How To Improve Your Tennis Kick Serve

How To Improve Your Tennis Kick Serve

What is a kick serve in tennis, why would we use it and when?

What Is A Kick Serve?

The kick serve, in simple terms, is a topspin serve with a little bit of side spin which will make the ball bounce aggressively off the court and away from your opponent, if you execute it correctly.

Why Use A Kick Serve?

With the kick serve, your goal is to clear the net with a good margin and have enough spin on the ball to make it dip into the service box.

When To Use A Kick Serve?
This makes the kick serve the perfect option for the second serve, when you need a reliable serve, one that you know you can get in 95% of the time, yet make it hard for your opponent to attack with their return.

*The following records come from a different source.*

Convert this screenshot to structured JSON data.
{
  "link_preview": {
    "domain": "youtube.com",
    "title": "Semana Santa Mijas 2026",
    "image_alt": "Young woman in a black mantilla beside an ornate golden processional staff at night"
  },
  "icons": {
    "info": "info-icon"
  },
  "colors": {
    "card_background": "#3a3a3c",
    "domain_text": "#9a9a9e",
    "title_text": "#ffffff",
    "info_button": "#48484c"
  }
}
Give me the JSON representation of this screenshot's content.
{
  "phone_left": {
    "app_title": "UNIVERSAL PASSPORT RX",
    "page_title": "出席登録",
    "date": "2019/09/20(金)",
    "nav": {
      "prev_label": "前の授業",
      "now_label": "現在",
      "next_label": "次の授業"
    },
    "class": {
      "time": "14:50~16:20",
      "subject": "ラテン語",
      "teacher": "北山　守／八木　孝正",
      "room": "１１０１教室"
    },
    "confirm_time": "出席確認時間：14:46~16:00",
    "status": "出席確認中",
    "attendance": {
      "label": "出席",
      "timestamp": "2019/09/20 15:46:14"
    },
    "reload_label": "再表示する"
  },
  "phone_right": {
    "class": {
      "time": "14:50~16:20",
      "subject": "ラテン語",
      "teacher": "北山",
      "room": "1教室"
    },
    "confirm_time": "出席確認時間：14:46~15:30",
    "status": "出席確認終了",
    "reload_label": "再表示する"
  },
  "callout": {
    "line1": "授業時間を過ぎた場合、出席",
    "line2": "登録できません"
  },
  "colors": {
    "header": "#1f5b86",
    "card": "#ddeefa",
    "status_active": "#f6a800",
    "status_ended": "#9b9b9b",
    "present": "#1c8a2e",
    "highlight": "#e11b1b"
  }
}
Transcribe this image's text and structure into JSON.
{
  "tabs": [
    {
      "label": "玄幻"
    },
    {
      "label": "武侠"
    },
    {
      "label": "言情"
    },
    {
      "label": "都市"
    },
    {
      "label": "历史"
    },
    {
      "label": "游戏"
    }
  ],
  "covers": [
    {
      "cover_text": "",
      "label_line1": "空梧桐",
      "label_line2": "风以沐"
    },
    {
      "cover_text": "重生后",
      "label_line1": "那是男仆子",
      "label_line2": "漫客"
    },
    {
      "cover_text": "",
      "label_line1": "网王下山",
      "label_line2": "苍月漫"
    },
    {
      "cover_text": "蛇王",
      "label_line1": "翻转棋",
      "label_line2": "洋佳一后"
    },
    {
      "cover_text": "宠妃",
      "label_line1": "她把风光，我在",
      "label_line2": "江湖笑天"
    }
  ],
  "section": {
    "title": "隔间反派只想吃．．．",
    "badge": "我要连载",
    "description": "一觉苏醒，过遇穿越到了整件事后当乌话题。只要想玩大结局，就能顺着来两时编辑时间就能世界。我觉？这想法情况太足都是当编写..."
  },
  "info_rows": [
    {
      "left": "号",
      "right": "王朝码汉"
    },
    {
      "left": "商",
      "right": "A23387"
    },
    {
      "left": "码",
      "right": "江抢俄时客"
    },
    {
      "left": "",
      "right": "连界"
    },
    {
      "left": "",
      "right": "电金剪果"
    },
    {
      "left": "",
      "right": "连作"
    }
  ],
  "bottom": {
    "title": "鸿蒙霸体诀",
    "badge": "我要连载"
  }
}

The mechanics of the kick serve are very different to a normal flat serve in tennis (first serve) and the slice serve in tennis, with those two serves, the racket travels outwards, towards the target and way into the court. On the kick serve, however, you want the racket to travel in line with the baseline, from left to right, if you’re a right-handed tennis player. Right to left, if you’re a left-handed tennis player.
In this lesson, Top Tennis Training coach, Simon Konov will show you seven tennis kick serve drills that will help you improve your kick serve and make it more reliable and a weapon.

Drill One

In this drill, you start off with your racket above your head, and place the ball on the strings, holding it in place with your non-hitting hand. From this position, you simply brush upwards on the ball and let the ball roll off your hand, and then pronate out fully using your forearm and shoulder to do so. This will be the basis for developing a good action on your kick serve.

Drill Two

Shadow swings in line with the baseline. Now that you know the difference in swing paths, when we compare the flat serve to a kick serve, it’s important that our body can feel that difference without a ball. All you have to do is shadow your service motion, but use that left to right swing path, using the baseline as your guide.

Drill Three

Up and out. In this drill, you will be sitting on a chair or a bench, in a side-on position, and hit kick serves from the trophy position. This drill will force you to stay side on, it’s simply impossible for you to open up your shoulders or hips when sitting down, so you’ll get the feel of staying in that side on position, during the serve. This is vital for hitting good kick serves in tennis.

Drill Four

In this drill, you will serve off one knee. You’re in a lunge position, with your back knee resting on the court. From here, you maintain that position and hit serves from the trophy position. Once again, this will block your shoulders and hips from rotating and will force you to hit up and across the ball.

Drill Five

Over the fence. In this drill, you stand just a few feet away from the court fence and hit your kick serve over the fence, focusing on brushing up on the ball.

Drill Six

Wide serves. In this drill, stand close to the singles alley and work on hitting kick serves into the advantage side service box. From this position in the court, it will be very hard to get the kick serve wide enough if you open your body too early. This drill will reinforce that side-on position.

Drill Seven

Back and up. In this drill, you stand around 6-8 feet behind the baseline and hit serves from there. On the baseline, we can sometimes cheat and still get the ball to kick, even when we don’t lift the ball properly.